If your SDK is meant to be used from source, I'd recommend Swift. I'd even say
you should prioritize providing a good Swift API over providing any Obj-C API
at all (so if the API would work best if it uses enums with associated values
or protocols with associated types, so be it, even if that means it can't be
used from Obj-C).

You have mentioned the downsides of picking Obj-C, and they are both valid.
There are no upsides to picking Obj-C though - Swift is more popular, and can
do anything Obj-C can do (because it can piggyback on the Obj-C runtime when
required), and do lots more that Obj-C can't do.

The biggest problems with Swift earlier were (1) Xcode crashing or being too
slow and (2) the language changing every year. Both are pretty much fixed now.

At this point, the only reason an Obj-C expert would stick to Obj-C is
familiarity - it's faster to code in a language you got to know well over many
years. That's however not a reason for _your_ SDK to be in Obj-C.

------
codesternews
In 2017 also you should choose Swift. Swift 4 ABI is very stable(hopefully, I
know they are messing some core things with Swift 5 but... ah)
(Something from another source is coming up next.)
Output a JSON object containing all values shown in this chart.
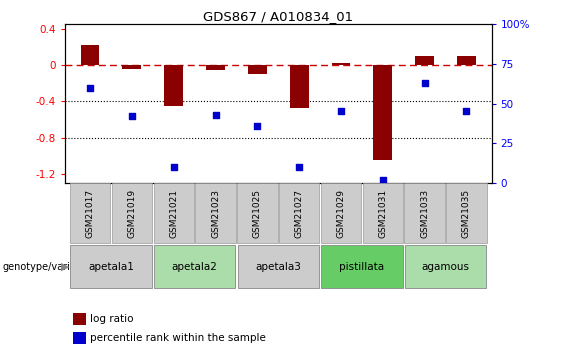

Swift is great language. Apple is also moving their inbuilt apps and
frameworks to Swift. No doubt objective-c is compatible but you should choose
Swift for sure in 2018.

Reasons:

1) Preferred by apple.

2) Great Community.

3) You will find lots off tutorials and help (after iOS8 etc) in swift.

4) Great language adopted many modern language semantics.

5) It's Swift era.

No doubt, Objc is great language and I have worked many years in it. But when
you write the code in Swift language it feels really great and you will find
your code less buggy because of many feature provided by Swift (Swift compiler
assume you are dumb).

Go for Swift.

------
twobyfour
Not an iOS developer, so please excuse any incorrect details, but:

My understanding is that Swift and Objective-C can each be compiled together
with libraries that use the other language. So writing in one language doesn't
preclude use by users writing in the other language.

BUT you need to include header files for both. My company actually has to
ditch a third party SaaS last year because they'd written a new SDK and header
files were available only for Obj-C.